Donald Trump’s decision to launch of a full-throated declaration of war on the US electoral process this morning paves the way for what may well be a chaotic three months of legal and extra-legal efforts to thwart the result.
“If you count the legal votes I easily win,” the president said, insisting he had won major undecided states by “a lot” and calling for an end to the counting of ballots arriving late. Earlier, he had demanded “STOP THE FRAUD” and “STOP THE VOTE” on Twitter.
While Trump’s tactics and attempt to delegitimise the election as “rigged” were long predicted in the event he was defeated, they confirm that any support for Trump’s tactics now amounts to attacking democracy.
Many on the right appear willing to embrace that chaos. In fact, among the lesser outcomes of this week has been the emergence of many on the right as fully-developed advocates of chaos.
The enthusiasm for Trump in right-wing circles here in Australia has always been driven by similar sentiments to those that animate much of his base in the United States: they love him because he infuriates and enrages the left, and prosecutes culture wars with the same gleeful joy they do.
That’s overridden what used to be core beliefs for the right — fiscal discipline, free trade, foreign military intervention — because culture wars and reflexive oppositionism have replaced any meaningful ideology as the dominant motivator for so many right-wingers.
But that turned out to be merely a gateway to something more extreme: an endorsement of Trump’s attacks on democracy and assault on US democratic institutions.
In the op-ed pages of The Australian, where the likes of Kelly, Sheridan and Kenny queued up to praise Trump’s apparent victory yesterday; in The Australian Financial Review, where reactionaries like John Roskam (following the example of Alexander Downer) have detailed their support for Trump; in the fetid recesses of the Coalition backbench from where the likes of George Christensen have issued forth to declare their expertise in US electoral fraud; from glad-handing ambassador-turned-lobbyist Joe Hockey, Australia’s senior right-wingers have backed Trump’s attempt to derail the legitimate outcome of the election with all the subtlety of a Latin American dictator.

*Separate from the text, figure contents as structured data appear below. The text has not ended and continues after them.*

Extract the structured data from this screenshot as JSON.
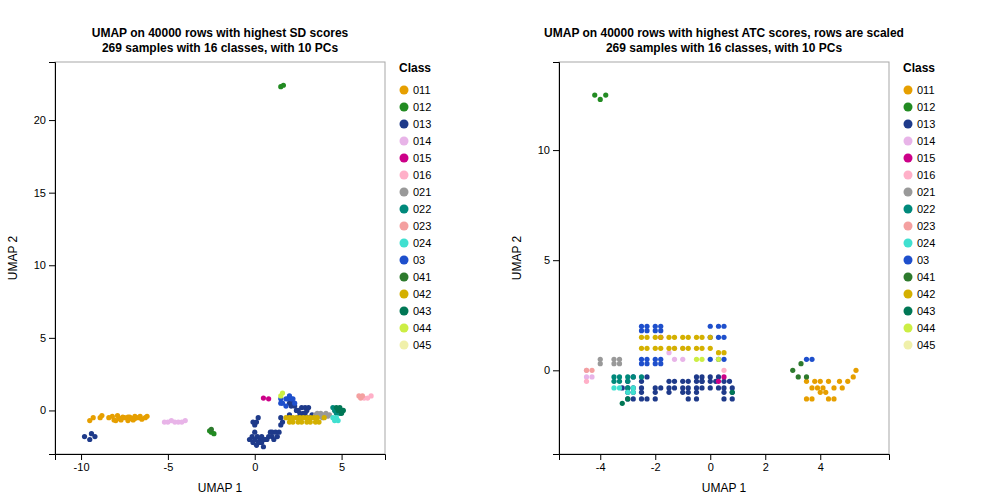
{
  "chart_data": [
    {
      "type": "scatter",
      "title": "UMAP on 40000 rows with highest SD scores\n269 samples with 16 classes, with 10 PCs",
      "x_label": "UMAP 1",
      "y_label": "UMAP 2",
      "xlim": [
        -11.5,
        7.5
      ],
      "ylim": [
        -3.0,
        24.0
      ],
      "xticks": [
        -10,
        -5,
        0,
        5
      ],
      "yticks": [
        0,
        5,
        10,
        15,
        20
      ],
      "grid": false,
      "legend": "right",
      "legend_title": "Class",
      "series": [
        {
          "name": "011",
          "color": "#E69F00",
          "x": [
            -9.5,
            -9.3,
            -8.9,
            -8.8,
            -8.4,
            -8.2,
            -8.1,
            -7.9,
            -8.0,
            -7.8,
            -7.6,
            -7.7,
            -7.5,
            -7.3,
            -7.3,
            -7.1,
            -7.2,
            -7.0,
            -6.9,
            -6.9,
            -6.7,
            -6.6,
            -6.5,
            -6.3,
            -6.2
          ],
          "values": [
            -0.7,
            -0.5,
            -0.5,
            -0.35,
            -0.5,
            -0.4,
            -0.65,
            -0.35,
            -0.7,
            -0.55,
            -0.45,
            -0.65,
            -0.5,
            -0.45,
            -0.7,
            -0.55,
            -0.45,
            -0.65,
            -0.55,
            -0.4,
            -0.5,
            -0.4,
            -0.6,
            -0.5,
            -0.4
          ]
        },
        {
          "name": "012",
          "color": "#228B22",
          "x": [
            1.5,
            1.65,
            -2.5,
            -2.35,
            -2.6
          ],
          "values": [
            22.3,
            22.4,
            -1.5,
            -1.6,
            -1.4
          ]
        },
        {
          "name": "013",
          "color": "#1E3A8A",
          "x": [
            -9.8,
            -9.5,
            -9.2,
            -9.4,
            -0.3,
            -0.15,
            -0.1,
            0.0,
            0.0,
            0.1,
            0.15,
            0.2,
            0.3,
            0.3,
            0.4,
            0.4,
            0.5,
            0.5,
            0.6,
            0.7,
            0.8,
            0.9,
            1.0,
            1.0,
            1.1,
            1.2,
            1.3,
            1.4,
            0.0,
            -0.1,
            0.1,
            0.2,
            1.5,
            1.5,
            1.6,
            2.0,
            2.1,
            2.2,
            2.3,
            2.4,
            2.0,
            2.5,
            2.5,
            2.6,
            2.7,
            2.7,
            2.8,
            2.9,
            2.9,
            3.0,
            3.0,
            3.1,
            3.2,
            3.3
          ],
          "values": [
            -1.8,
            -2.0,
            -1.8,
            -1.6,
            -2.0,
            -1.8,
            -2.2,
            -1.5,
            -2.0,
            -2.4,
            -1.8,
            -2.2,
            -2.0,
            -2.2,
            -1.8,
            -2.2,
            -2.0,
            -2.5,
            -2.0,
            -2.0,
            -1.8,
            -1.5,
            -1.5,
            -1.8,
            -2.0,
            -1.5,
            -1.8,
            -1.5,
            -1.0,
            -0.8,
            -0.8,
            -0.5,
            -1.0,
            -0.5,
            -0.8,
            0.5,
            0.3,
            0.5,
            0.3,
            0.0,
            -0.3,
            0.0,
            -0.5,
            -0.2,
            -0.5,
            0.2,
            -0.2,
            0.2,
            -0.2,
            -0.5,
            0.0,
            0.2,
            -0.5,
            -0.3
          ]
        },
        {
          "name": "014",
          "color": "#E8B4E8",
          "x": [
            -5.2,
            -5.0,
            -4.8,
            -4.6,
            -4.4,
            -4.2,
            -4.0
          ],
          "values": [
            -0.8,
            -0.8,
            -0.7,
            -0.8,
            -0.8,
            -0.8,
            -0.7
          ]
        },
        {
          "name": "015",
          "color": "#CC0088",
          "x": [
            0.8,
            0.5
          ],
          "values": [
            0.8,
            0.85
          ]
        },
        {
          "name": "016",
          "color": "#FFB0C8",
          "x": [
            6.3,
            6.5,
            6.7
          ],
          "values": [
            0.85,
            0.85,
            1.0
          ]
        },
        {
          "name": "021",
          "color": "#999999",
          "x": [
            3.5,
            3.6,
            3.7,
            3.8,
            3.9,
            4.0,
            4.1,
            4.2,
            4.3
          ],
          "values": [
            -0.3,
            -0.2,
            -0.4,
            -0.2,
            -0.5,
            -0.3,
            -0.2,
            -0.4,
            -0.3
          ]
        },
        {
          "name": "022",
          "color": "#00897B",
          "x": [
            4.5,
            4.6,
            4.7,
            4.8,
            4.9,
            5.0
          ],
          "values": [
            0.2,
            0.0,
            -0.2,
            0.0,
            -0.2,
            0.0
          ]
        },
        {
          "name": "023",
          "color": "#F4A0A0",
          "x": [
            6.0,
            6.1,
            6.2
          ],
          "values": [
            1.0,
            0.85,
            1.0
          ]
        },
        {
          "name": "024",
          "color": "#40E0D0",
          "x": [
            4.5,
            4.6,
            4.7,
            4.8
          ],
          "values": [
            -0.5,
            -0.7,
            -0.5,
            -0.7
          ]
        },
        {
          "name": "03",
          "color": "#1E4FCC",
          "x": [
            1.5,
            1.5,
            1.6,
            1.8,
            1.8,
            1.9,
            2.0,
            2.1,
            2.2,
            2.3
          ],
          "values": [
            0.8,
            0.5,
            0.5,
            0.8,
            0.3,
            0.8,
            1.0,
            0.8,
            0.8,
            0.5
          ]
        },
        {
          "name": "041",
          "color": "#2D7A2D",
          "x": [
            -2.5
          ],
          "values": [
            -1.3
          ]
        },
        {
          "name": "042",
          "color": "#D4B000",
          "x": [
            1.8,
            2.0,
            2.0,
            2.2,
            2.2,
            2.4,
            2.5,
            2.6,
            2.7,
            2.8,
            3.0,
            3.0,
            3.2,
            3.2,
            3.4,
            3.5,
            3.6,
            3.7,
            4.0
          ],
          "values": [
            -0.5,
            -0.5,
            -0.8,
            -0.5,
            -0.8,
            -0.5,
            -0.8,
            -0.5,
            -0.8,
            -0.5,
            -0.8,
            -0.5,
            -0.8,
            -0.5,
            -0.5,
            -0.8,
            -0.5,
            -0.8,
            -0.5
          ]
        },
        {
          "name": "043",
          "color": "#007755",
          "x": [
            4.7,
            4.8,
            4.9,
            5.0,
            5.1
          ],
          "values": [
            0.2,
            0.0,
            0.2,
            -0.2,
            0.0
          ]
        },
        {
          "name": "044",
          "color": "#CCEE44",
          "x": [
            1.5,
            1.6
          ],
          "values": [
            1.0,
            1.2
          ]
        },
        {
          "name": "045",
          "color": "#F0F0AA",
          "x": [],
          "values": []
        }
      ]
    },
    {
      "type": "scatter",
      "title": "UMAP on 40000 rows with highest ATC scores, rows are scaled\n269 samples with 16 classes, with 10 PCs",
      "x_label": "UMAP 1",
      "y_label": "UMAP 2",
      "xlim": [
        -5.5,
        6.5
      ],
      "ylim": [
        -3.8,
        14.0
      ],
      "xticks": [
        -4,
        -2,
        0,
        2,
        4
      ],
      "yticks": [
        0,
        5,
        10
      ],
      "grid": false,
      "legend": "right",
      "legend_title": "Class",
      "series": [
        {
          "name": "011",
          "color": "#E69F00",
          "x": [
            3.5,
            3.7,
            3.8,
            3.9,
            4.0,
            4.1,
            4.3,
            4.5,
            4.7,
            4.8,
            5.0,
            5.2,
            5.3,
            4.0,
            4.2,
            4.3,
            4.5,
            3.5,
            3.7
          ],
          "values": [
            -0.5,
            -0.8,
            -0.5,
            -0.8,
            -0.5,
            -0.8,
            -0.5,
            -0.8,
            -0.5,
            -0.8,
            -0.5,
            -0.3,
            0.0,
            -1.0,
            -1.0,
            -1.3,
            -1.3,
            -1.3,
            -1.3
          ]
        },
        {
          "name": "012",
          "color": "#228B22",
          "x": [
            -4.2,
            -4.0,
            -3.8
          ],
          "values": [
            12.5,
            12.3,
            12.5
          ]
        },
        {
          "name": "013",
          "color": "#1E3A8A",
          "x": [
            -3.0,
            -2.8,
            -2.5,
            -2.3,
            -2.0,
            -2.5,
            -2.8,
            -3.0,
            -2.5,
            -2.8,
            -3.0,
            -3.2,
            -3.0,
            -2.5,
            -2.8,
            -2.0,
            -2.0,
            -2.3,
            -1.8,
            -1.5,
            -1.5,
            -1.3,
            -1.0,
            -1.0,
            -1.3,
            -1.5,
            -1.0,
            -0.8,
            -0.8,
            -0.5,
            -0.3,
            -0.5,
            -0.3,
            0.0,
            0.0,
            0.2,
            0.3,
            0.5,
            0.5,
            0.7,
            0.8,
            0.5,
            0.8,
            0.5,
            0.8,
            -0.3,
            -0.3,
            0.0,
            0.3,
            -0.5,
            -0.5,
            -0.5,
            -0.8,
            -0.8
          ],
          "values": [
            -0.5,
            -0.3,
            -0.5,
            -0.3,
            -0.8,
            -0.8,
            -0.8,
            -0.8,
            -1.0,
            -1.0,
            -1.0,
            -0.8,
            -1.3,
            -1.3,
            -1.3,
            -1.0,
            -1.3,
            -1.3,
            -0.8,
            -0.8,
            -0.5,
            -0.5,
            -0.5,
            -0.8,
            -0.8,
            -1.0,
            -1.0,
            -0.8,
            -0.5,
            -0.5,
            -0.5,
            -0.8,
            -0.8,
            -0.5,
            -0.8,
            -0.5,
            -0.8,
            -0.5,
            -0.8,
            -0.5,
            -0.8,
            -1.0,
            -1.0,
            -1.3,
            -1.3,
            -0.3,
            -0.5,
            -0.3,
            -0.3,
            -0.3,
            -1.0,
            -1.3,
            -1.0,
            -1.3
          ]
        },
        {
          "name": "014",
          "color": "#E8B4E8",
          "x": [
            -4.5,
            -4.3,
            -4.5,
            -1.5,
            -1.3,
            -1.3,
            -1.0,
            -1.0
          ],
          "values": [
            0.0,
            -0.3,
            -0.3,
            0.8,
            0.5,
            1.0,
            1.0,
            0.5
          ]
        },
        {
          "name": "015",
          "color": "#CC0088",
          "x": [
            -1.8,
            0.3,
            0.5
          ],
          "values": [
            1.5,
            -0.5,
            -0.3
          ]
        },
        {
          "name": "016",
          "color": "#FFB0C8",
          "x": [
            -4.5,
            0.5
          ],
          "values": [
            -0.5,
            0.0
          ]
        },
        {
          "name": "021",
          "color": "#999999",
          "x": [
            -3.5,
            -3.3,
            -3.5,
            -3.3,
            -4.0,
            -4.0
          ],
          "values": [
            0.5,
            0.3,
            0.3,
            0.5,
            0.3,
            0.5
          ]
        },
        {
          "name": "022",
          "color": "#00897B",
          "x": [
            -3.5,
            -3.3,
            -3.5,
            -3.3,
            -3.0,
            -3.0,
            -3.0,
            -2.8,
            -2.5
          ],
          "values": [
            -0.5,
            -0.3,
            -0.3,
            -0.5,
            -0.3,
            -0.5,
            -0.8,
            -0.3,
            -0.3
          ]
        },
        {
          "name": "023",
          "color": "#F4A0A0",
          "x": [
            -4.5,
            -4.3
          ],
          "values": [
            0.0,
            0.0
          ]
        },
        {
          "name": "024",
          "color": "#40E0D0",
          "x": [
            -3.5,
            -3.3,
            -3.0,
            -2.8,
            -2.8
          ],
          "values": [
            -0.8,
            -0.8,
            -1.0,
            -1.0,
            -0.8
          ]
        },
        {
          "name": "03",
          "color": "#1E4FCC",
          "x": [
            -2.0,
            -2.3,
            -2.5,
            -2.5,
            -2.3,
            -2.0,
            -1.8,
            -1.8,
            -2.0,
            -2.3,
            -2.5,
            -1.8,
            -2.5,
            -2.3,
            -2.0,
            -1.8,
            0.0,
            0.3,
            0.5,
            0.3,
            0.5,
            0.0,
            0.3,
            0.5,
            0.0,
            3.5,
            3.7
          ],
          "values": [
            0.3,
            0.3,
            0.3,
            0.5,
            0.5,
            0.5,
            0.3,
            0.5,
            2.0,
            2.0,
            2.0,
            2.0,
            1.8,
            1.8,
            1.8,
            1.8,
            0.5,
            0.5,
            0.5,
            1.5,
            1.5,
            1.5,
            2.0,
            2.0,
            2.0,
            0.5,
            0.5
          ]
        },
        {
          "name": "041",
          "color": "#2D7A2D",
          "x": [
            3.0,
            3.2,
            3.5,
            3.3
          ],
          "values": [
            0.0,
            -0.3,
            -0.3,
            0.3
          ]
        },
        {
          "name": "042",
          "color": "#D4B000",
          "x": [
            -2.5,
            -2.3,
            -2.0,
            -1.8,
            -2.5,
            -2.3,
            -2.0,
            -1.8,
            -1.5,
            -1.5,
            -1.3,
            -1.3,
            -1.0,
            -1.0,
            -0.8,
            -0.8,
            -0.5,
            -0.3,
            0.0,
            -0.5,
            -0.3,
            0.0,
            0.3,
            0.5
          ],
          "values": [
            1.5,
            1.5,
            1.5,
            1.5,
            1.0,
            1.0,
            1.0,
            1.0,
            1.0,
            1.5,
            1.0,
            1.5,
            1.5,
            1.0,
            1.0,
            1.5,
            1.5,
            1.5,
            1.5,
            1.0,
            1.0,
            1.0,
            0.8,
            0.8
          ]
        },
        {
          "name": "043",
          "color": "#007755",
          "x": [
            -3.0,
            -3.2,
            0.8
          ],
          "values": [
            -1.3,
            -1.5,
            -1.0
          ]
        },
        {
          "name": "044",
          "color": "#CCEE44",
          "x": [
            -0.3,
            -0.5,
            0.3
          ],
          "values": [
            0.5,
            0.5,
            0.5
          ]
        },
        {
          "name": "045",
          "color": "#F0F0AA",
          "x": [],
          "values": []
        }
      ]
    }
  ]
}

In an excellent analysis in the highly conservative UK Telegraph, that paper’s business editor Ambrose Evans-Pritchard spelt out the implications of this. Noting that Trump’s “allegation of a giant ‘fraud on the American people’ was not an off-the-cuff remark in the heat of the moment … this gambit was pre-planned”, Evans-Pritchard says “a machinery for legal guerrilla warfare has been set in motion across the battleground states and will now cause weeks of havoc. Have markets understood the gravity of what is unfolding?”

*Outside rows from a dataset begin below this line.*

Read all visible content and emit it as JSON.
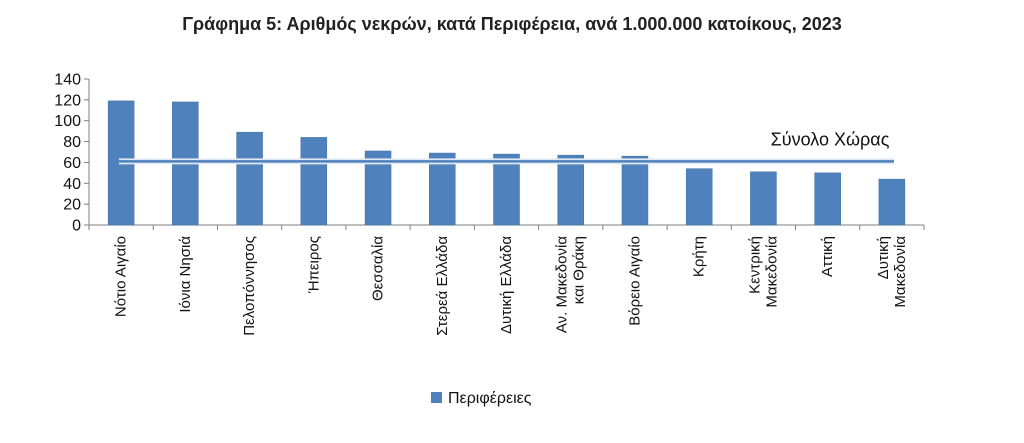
{
  "chart_data": {
    "type": "bar",
    "title": "Γράφημα 5: Αριθμός νεκρών, κατά Περιφέρεια, ανά 1.000.000 κατοίκους, 2023",
    "categories": [
      [
        "Νότιο Αιγαίο"
      ],
      [
        "Ιόνια Νησιά"
      ],
      [
        "Πελοπόννησος"
      ],
      [
        "Ήπειρος"
      ],
      [
        "Θεσσαλία"
      ],
      [
        "Στερεά Ελλάδα"
      ],
      [
        "Δυτική Ελλάδα"
      ],
      [
        "Αν. Μακεδονία",
        "και Θράκη"
      ],
      [
        "Βόρειο Αιγαίο"
      ],
      [
        "Κρήτη"
      ],
      [
        "Κεντρική",
        "Μακεδονία"
      ],
      [
        "Αττική"
      ],
      [
        "Δυτική",
        "Μακεδονία"
      ]
    ],
    "series": [
      {
        "name": "Περιφέρειες",
        "values": [
          119,
          118,
          89,
          84,
          71,
          69,
          68,
          67,
          66,
          54,
          51,
          50,
          44
        ]
      }
    ],
    "reference_line": {
      "label": "Σύνολο Χώρας",
      "value": 61
    },
    "ylim": [
      0,
      140
    ],
    "yticks": [
      0,
      20,
      40,
      60,
      80,
      100,
      120,
      140
    ],
    "grid": false,
    "legend_position": "bottom-center",
    "colors": {
      "bar": "#4f81bd",
      "bar_edge": "#41709f",
      "reference": "#4f81bd",
      "reference_glow": "#dfe8f3"
    }
  }
}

Indeed, have Trump’s right-wing supporters here and elsewhere understood, either? Seemingly, they have.
They have embraced the chaos that Trump represents, the deliberate, indeed systematic, well-planned undermining of democratic institutions. Enjoying Trump’s culture warrior politics has simply been a gateway drug to becoming full-fledged cheerleaders of the havoc he intends to wreak on democracy and key institutions.

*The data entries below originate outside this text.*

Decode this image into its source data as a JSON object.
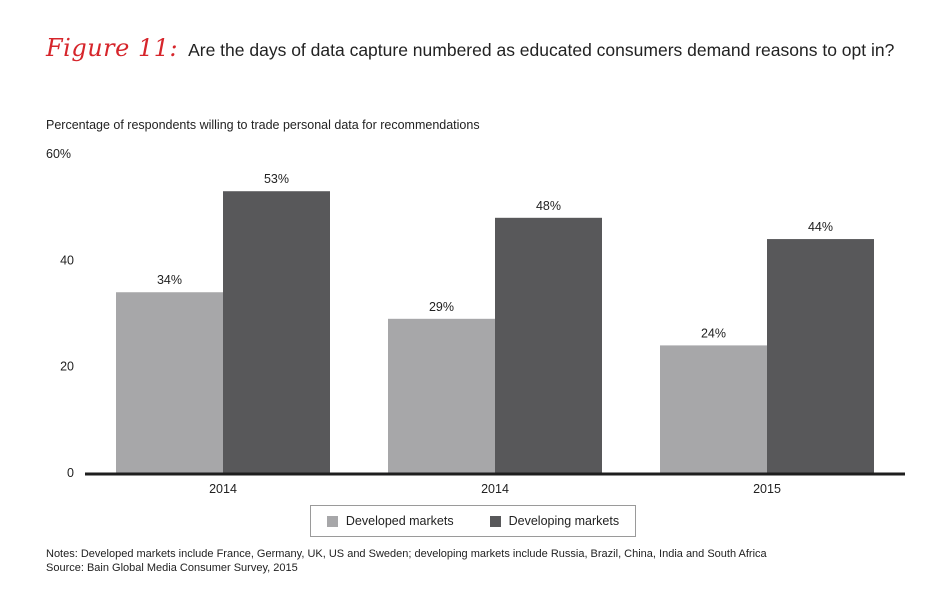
{
  "figure_label": "Figure 11:",
  "figure_title": "Are the days of data capture numbered as educated consumers demand reasons to opt in?",
  "colors": {
    "accent": "#d6252b",
    "developed": "#a7a7a9",
    "developing": "#58585a",
    "axis": "#1e1e1e"
  },
  "chart_data": {
    "type": "bar",
    "title": "Percentage of respondents willing to trade personal data for recommendations",
    "xlabel": "",
    "ylabel": "",
    "categories": [
      "2014",
      "2014",
      "2015"
    ],
    "series": [
      {
        "name": "Developed markets",
        "color": "#a7a7a9",
        "values": [
          34,
          29,
          24
        ],
        "labels": [
          "34%",
          "29%",
          "24%"
        ]
      },
      {
        "name": "Developing markets",
        "color": "#58585a",
        "values": [
          53,
          48,
          44
        ],
        "labels": [
          "53%",
          "48%",
          "44%"
        ]
      }
    ],
    "ylim": [
      0,
      60
    ],
    "yticks": [
      0,
      20,
      40,
      60
    ],
    "ytick_labels": [
      "0",
      "20",
      "40",
      "60%"
    ],
    "grid": false,
    "legend_position": "bottom-center"
  },
  "notes": {
    "line1": "Notes: Developed markets include France, Germany, UK, US and Sweden; developing markets include Russia, Brazil, China, India and South Africa",
    "line2": "Source: Bain Global Media Consumer Survey, 2015"
  }
}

In doing so, these highly-paid commentators, think tank gurus and politicians have followed a similar trajectory to tens of thousands of radicalised youths and young men online, for whom transgressive internet behaviour, meme-sharing and trolling were gateway drugs to actually embracing white supremacism, anti-Semitism, Islamophobia and fascism.
The kids came for the jokes and then started believing them. The commentators and politicians came for Trump’s culture wars, and stayed for his assault on democracy and vandalism of institutions. Something in the chaos he revels in is deeply appealing to them.
That this is at odds with the conservative values many of them claim to espouse is one thing. But to reinforce the point made by Evans-Pritchard, havoc and chaos aren’t good for business. In fact, assaulting the key institutions that prop up liberal democracy undermines the basic support systems of capitalism.
If you can attack democracy and insist only the votes for you ought to be counted, and try to appeal it to the court you stacked with partisans, why not take the same approach to, say, property rights? To the enforcement of contracts? To taxation? Once you start enforcing the law in your own interests, the basic mechanisms of capitalism break down.
In short, once you see the law not as a protection for all but a tool for you to exploit, you can guarantee someone else will end up using it to exploit you.
You want chaos? There’s plenty more where that came from.